Em um contexto em que as desigualdades em saúde já são generalizadas, a adoção prematura desses sistemas corre o risco de agravá-las ainda mais.
Mais de dois dias
Às duas falhas acrescento mais duas coisas. Em primeiro lugar, uma amarga ironia: A IA está sendo treinada principalmente para executar tarefas criativas (escrever, fazer arte) que os humanos poderiam fazer em seu tempo livre se trabalhassem menos, mas ainda não para substituir tarefas repetitivas ou perigosas. Além disso, esses modelos são frequentemente treinados usando obras de arte “roubadas” ou material pirateado, como demonstrado por controvérsias recentes que envolveu ChatGPT e Studio Ghibli.
A inteligência artificial não foi projetada para substituir trabalhos chatos ou perigosos, mas principalmente para executar tarefas criativas.
Finalmente, um elefante na sala: o impacto ambiental da IA. As tecnologias de inteligência artificial (exceto talvez o DeepSeek) têm uma pegada de carbono alarmante e um consumo exorbitante de água, tanto que empresas como a própria Microsoft estão falhando em atingir suas próprias metas climáticas justamente por causa da corrida para a IA.

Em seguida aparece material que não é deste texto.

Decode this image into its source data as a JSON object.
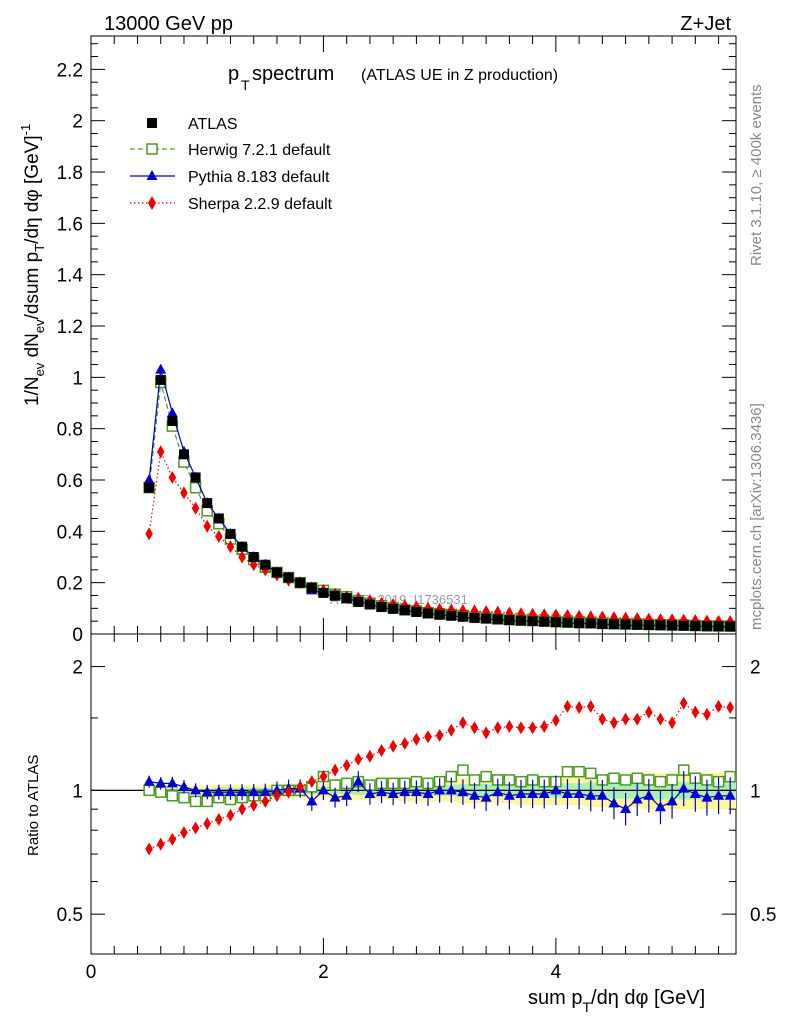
{
  "header": {
    "energy": "13000 GeV pp",
    "process": "Z+Jet",
    "title_main": "p",
    "title_sub": "T",
    "title_rest": " spectrum",
    "title_paren": "(ATLAS UE in Z production)"
  },
  "side_labels": {
    "rivet": "Rivet 3.1.10, ≥ 400k events",
    "mcplots": "mcplots.cern.ch [arXiv:1306.3436]"
  },
  "watermark": "ATLAS_2019_I1736531",
  "axes": {
    "main_ylabel": "1/N_ev dN_ev/dsum p_T/dη dφ [GeV]^-1",
    "main_ylabel_parts": {
      "a": "1/N",
      "a_sub": "ev",
      "b": " dN",
      "b_sub": "ev",
      "c": "/dsum p",
      "c_sub": "T",
      "d": "/dη dφ  [GeV]",
      "d_sup": "-1"
    },
    "ratio_ylabel": "Ratio to ATLAS",
    "xlabel_parts": {
      "a": "sum p",
      "a_sub": "T",
      "b": "/dη dφ [GeV]"
    }
  },
  "legend": [
    {
      "label": "ATLAS",
      "color": "#000000",
      "marker": "square-filled",
      "line": "none"
    },
    {
      "label": "Herwig 7.2.1 default",
      "color": "#4d9a21",
      "marker": "square-open",
      "line": "dashed"
    },
    {
      "label": "Pythia 8.183 default",
      "color": "#0000cc",
      "marker": "triangle",
      "line": "solid"
    },
    {
      "label": "Sherpa 2.2.9 default",
      "color": "#ee0000",
      "marker": "diamond",
      "line": "dotted"
    }
  ],
  "chart_data": [
    {
      "type": "scatter",
      "panel": "main",
      "title": "pT spectrum (ATLAS UE in Z production)",
      "xlabel": "sum pT/dη dφ [GeV]",
      "ylabel": "1/Nev dNev/dsum pT/dη dφ [GeV]^-1",
      "xlim": [
        0,
        5.55
      ],
      "ylim": [
        0,
        2.33
      ],
      "y_ticks": [
        0,
        0.2,
        0.4,
        0.6,
        0.8,
        1,
        1.2,
        1.4,
        1.6,
        1.8,
        2,
        2.2
      ],
      "y_tick_labels": [
        "0",
        "0.2",
        "0.4",
        "0.6",
        "0.8",
        "1",
        "1.2",
        "1.4",
        "1.6",
        "1.8",
        "2",
        "2.2"
      ],
      "x": [
        0.5,
        0.6,
        0.7,
        0.8,
        0.9,
        1.0,
        1.1,
        1.2,
        1.3,
        1.4,
        1.5,
        1.6,
        1.7,
        1.8,
        1.9,
        2.0,
        2.1,
        2.2,
        2.3,
        2.4,
        2.5,
        2.6,
        2.7,
        2.8,
        2.9,
        3.0,
        3.1,
        3.2,
        3.3,
        3.4,
        3.5,
        3.6,
        3.7,
        3.8,
        3.9,
        4.0,
        4.1,
        4.2,
        4.3,
        4.4,
        4.5,
        4.6,
        4.7,
        4.8,
        4.9,
        5.0,
        5.1,
        5.2,
        5.3,
        5.4,
        5.5
      ],
      "series": [
        {
          "name": "ATLAS",
          "values": [
            0.57,
            0.99,
            0.83,
            0.7,
            0.61,
            0.51,
            0.45,
            0.39,
            0.34,
            0.3,
            0.27,
            0.24,
            0.22,
            0.2,
            0.18,
            0.16,
            0.15,
            0.14,
            0.125,
            0.115,
            0.105,
            0.098,
            0.092,
            0.086,
            0.08,
            0.075,
            0.071,
            0.067,
            0.063,
            0.06,
            0.057,
            0.054,
            0.052,
            0.05,
            0.048,
            0.046,
            0.044,
            0.042,
            0.041,
            0.039,
            0.038,
            0.037,
            0.036,
            0.035,
            0.034,
            0.033,
            0.032,
            0.031,
            0.03,
            0.03,
            0.029
          ]
        },
        {
          "name": "Herwig 7.2.1 default",
          "values": [
            0.57,
            0.98,
            0.81,
            0.67,
            0.57,
            0.48,
            0.43,
            0.37,
            0.33,
            0.29,
            0.26,
            0.24,
            0.22,
            0.2,
            0.18,
            0.17,
            0.155,
            0.145,
            0.13,
            0.12,
            0.11,
            0.102,
            0.095,
            0.09,
            0.083,
            0.079,
            0.076,
            0.072,
            0.066,
            0.063,
            0.059,
            0.056,
            0.054,
            0.053,
            0.05,
            0.048,
            0.047,
            0.045,
            0.044,
            0.041,
            0.04,
            0.039,
            0.038,
            0.037,
            0.036,
            0.035,
            0.035,
            0.033,
            0.032,
            0.031,
            0.031
          ]
        },
        {
          "name": "Pythia 8.183 default",
          "values": [
            0.6,
            1.03,
            0.86,
            0.71,
            0.61,
            0.51,
            0.45,
            0.39,
            0.34,
            0.3,
            0.27,
            0.24,
            0.22,
            0.2,
            0.17,
            0.16,
            0.145,
            0.135,
            0.13,
            0.113,
            0.104,
            0.096,
            0.091,
            0.085,
            0.078,
            0.075,
            0.071,
            0.066,
            0.061,
            0.058,
            0.056,
            0.053,
            0.051,
            0.049,
            0.047,
            0.046,
            0.043,
            0.041,
            0.04,
            0.038,
            0.035,
            0.033,
            0.034,
            0.034,
            0.031,
            0.031,
            0.032,
            0.03,
            0.029,
            0.029,
            0.028
          ]
        },
        {
          "name": "Sherpa 2.2.9 default",
          "values": [
            0.39,
            0.71,
            0.61,
            0.55,
            0.49,
            0.42,
            0.38,
            0.34,
            0.3,
            0.27,
            0.25,
            0.23,
            0.21,
            0.2,
            0.18,
            0.17,
            0.155,
            0.145,
            0.14,
            0.13,
            0.12,
            0.115,
            0.11,
            0.105,
            0.1,
            0.096,
            0.093,
            0.091,
            0.09,
            0.087,
            0.085,
            0.082,
            0.079,
            0.077,
            0.075,
            0.074,
            0.072,
            0.069,
            0.067,
            0.066,
            0.064,
            0.062,
            0.06,
            0.058,
            0.056,
            0.055,
            0.054,
            0.052,
            0.05,
            0.049,
            0.048
          ]
        }
      ]
    },
    {
      "type": "scatter",
      "panel": "ratio",
      "xlabel": "sum pT/dη dφ [GeV]",
      "ylabel": "Ratio to ATLAS",
      "y_scale": "log",
      "xlim": [
        0,
        5.55
      ],
      "ylim": [
        0.4,
        2.4
      ],
      "x_ticks": [
        0,
        2,
        4
      ],
      "x_tick_labels": [
        "0",
        "2",
        "4"
      ],
      "y_ticks": [
        0.5,
        1,
        2
      ],
      "y_tick_labels": [
        "0.5",
        "1",
        "2"
      ],
      "x": [
        0.5,
        0.6,
        0.7,
        0.8,
        0.9,
        1.0,
        1.1,
        1.2,
        1.3,
        1.4,
        1.5,
        1.6,
        1.7,
        1.8,
        1.9,
        2.0,
        2.1,
        2.2,
        2.3,
        2.4,
        2.5,
        2.6,
        2.7,
        2.8,
        2.9,
        3.0,
        3.1,
        3.2,
        3.3,
        3.4,
        3.5,
        3.6,
        3.7,
        3.8,
        3.9,
        4.0,
        4.1,
        4.2,
        4.3,
        4.4,
        4.5,
        4.6,
        4.7,
        4.8,
        4.9,
        5.0,
        5.1,
        5.2,
        5.3,
        5.4,
        5.5
      ],
      "band_halfwidth": [
        0.01,
        0.01,
        0.01,
        0.01,
        0.01,
        0.01,
        0.015,
        0.015,
        0.015,
        0.015,
        0.015,
        0.015,
        0.02,
        0.02,
        0.02,
        0.02,
        0.02,
        0.02,
        0.025,
        0.025,
        0.025,
        0.025,
        0.03,
        0.03,
        0.03,
        0.03,
        0.03,
        0.035,
        0.035,
        0.035,
        0.035,
        0.035,
        0.04,
        0.04,
        0.04,
        0.04,
        0.04,
        0.04,
        0.045,
        0.045,
        0.045,
        0.045,
        0.045,
        0.05,
        0.05,
        0.05,
        0.05,
        0.05,
        0.05,
        0.05,
        0.05
      ],
      "series": [
        {
          "name": "Herwig 7.2.1 default",
          "values": [
            1.0,
            0.99,
            0.97,
            0.96,
            0.94,
            0.94,
            0.96,
            0.95,
            0.96,
            0.97,
            0.97,
            1.0,
            1.0,
            1.0,
            1.02,
            1.08,
            1.03,
            1.04,
            1.05,
            1.03,
            1.04,
            1.04,
            1.04,
            1.05,
            1.04,
            1.05,
            1.08,
            1.12,
            1.06,
            1.08,
            1.06,
            1.06,
            1.05,
            1.06,
            1.05,
            1.05,
            1.11,
            1.11,
            1.1,
            1.06,
            1.07,
            1.06,
            1.07,
            1.06,
            1.05,
            1.06,
            1.12,
            1.07,
            1.06,
            1.05,
            1.08
          ]
        },
        {
          "name": "Pythia 8.183 default",
          "values": [
            1.05,
            1.04,
            1.04,
            1.02,
            1.0,
            0.99,
            0.99,
            0.99,
            0.99,
            0.99,
            0.99,
            1.0,
            1.01,
            1.01,
            0.94,
            1.0,
            0.96,
            0.97,
            1.05,
            0.98,
            0.99,
            0.98,
            0.99,
            0.99,
            0.98,
            1.0,
            1.0,
            0.99,
            0.97,
            0.96,
            0.99,
            0.97,
            0.98,
            0.98,
            0.98,
            1.0,
            0.98,
            0.98,
            0.97,
            0.97,
            0.93,
            0.9,
            0.95,
            0.97,
            0.91,
            0.94,
            1.01,
            0.98,
            0.96,
            0.97,
            0.97
          ]
        },
        {
          "name": "Sherpa 2.2.9 default",
          "values": [
            0.72,
            0.74,
            0.76,
            0.79,
            0.81,
            0.83,
            0.85,
            0.87,
            0.9,
            0.92,
            0.94,
            0.97,
            0.99,
            1.02,
            1.05,
            1.08,
            1.12,
            1.15,
            1.19,
            1.21,
            1.25,
            1.28,
            1.3,
            1.33,
            1.35,
            1.36,
            1.4,
            1.46,
            1.42,
            1.38,
            1.42,
            1.43,
            1.42,
            1.42,
            1.43,
            1.48,
            1.6,
            1.59,
            1.6,
            1.49,
            1.46,
            1.49,
            1.49,
            1.55,
            1.49,
            1.46,
            1.63,
            1.55,
            1.53,
            1.6,
            1.59
          ]
        }
      ]
    }
  ]
}
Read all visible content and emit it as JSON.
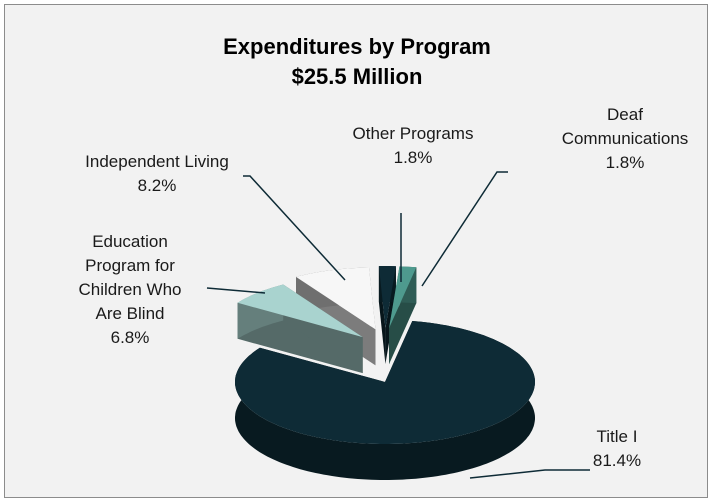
{
  "chart_data": {
    "type": "pie",
    "title": "Expenditures by Program",
    "subtitle": "$25.5 Million",
    "categories": [
      "Deaf Communications",
      "Title I",
      "Education Program for Children Who Are Blind",
      "Independent Living",
      "Other Programs"
    ],
    "values": [
      1.8,
      81.4,
      6.8,
      8.2,
      1.8
    ],
    "value_labels": [
      "1.8%",
      "81.4%",
      "6.8%",
      "8.2%",
      "1.8%"
    ],
    "colors": [
      "#4e9a8e",
      "#0e2b36",
      "#a9d3cf",
      "#f7f7f7",
      "#0e2b36"
    ]
  }
}
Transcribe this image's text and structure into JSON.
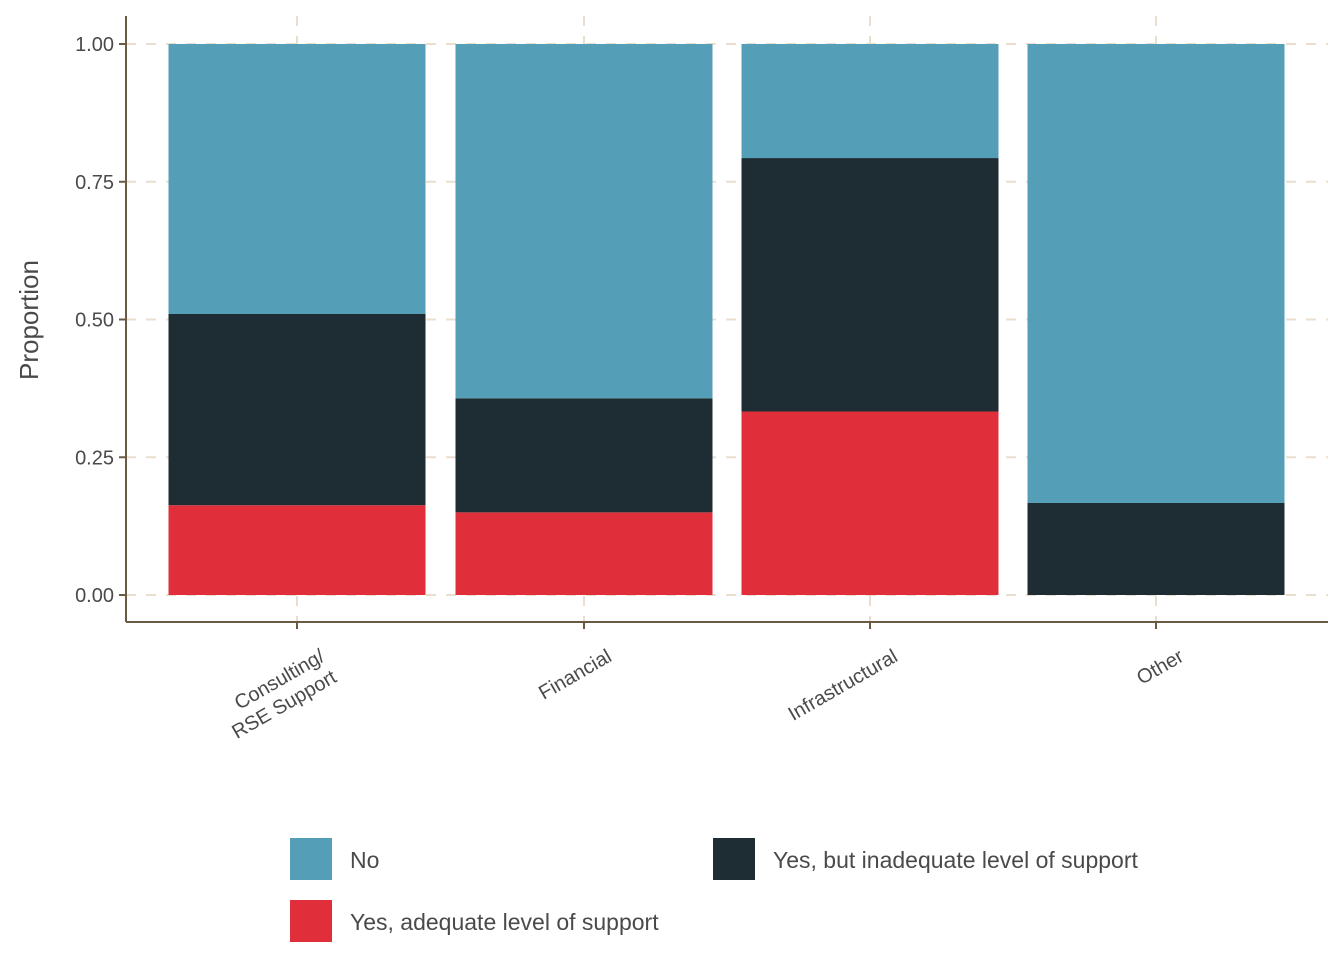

A previsão de Gates, em suma, parece ignorar todos esses problemas, projetando-nos em um futuro idealizado que tem pouco a ver com a realidade atual da tecnologia e do mundo do trabalho. Não quero descartar essa possibilidade, é claro, mas vamos colocar desta forma: para ver algo parecido, levará... Muito mais do que dois dias.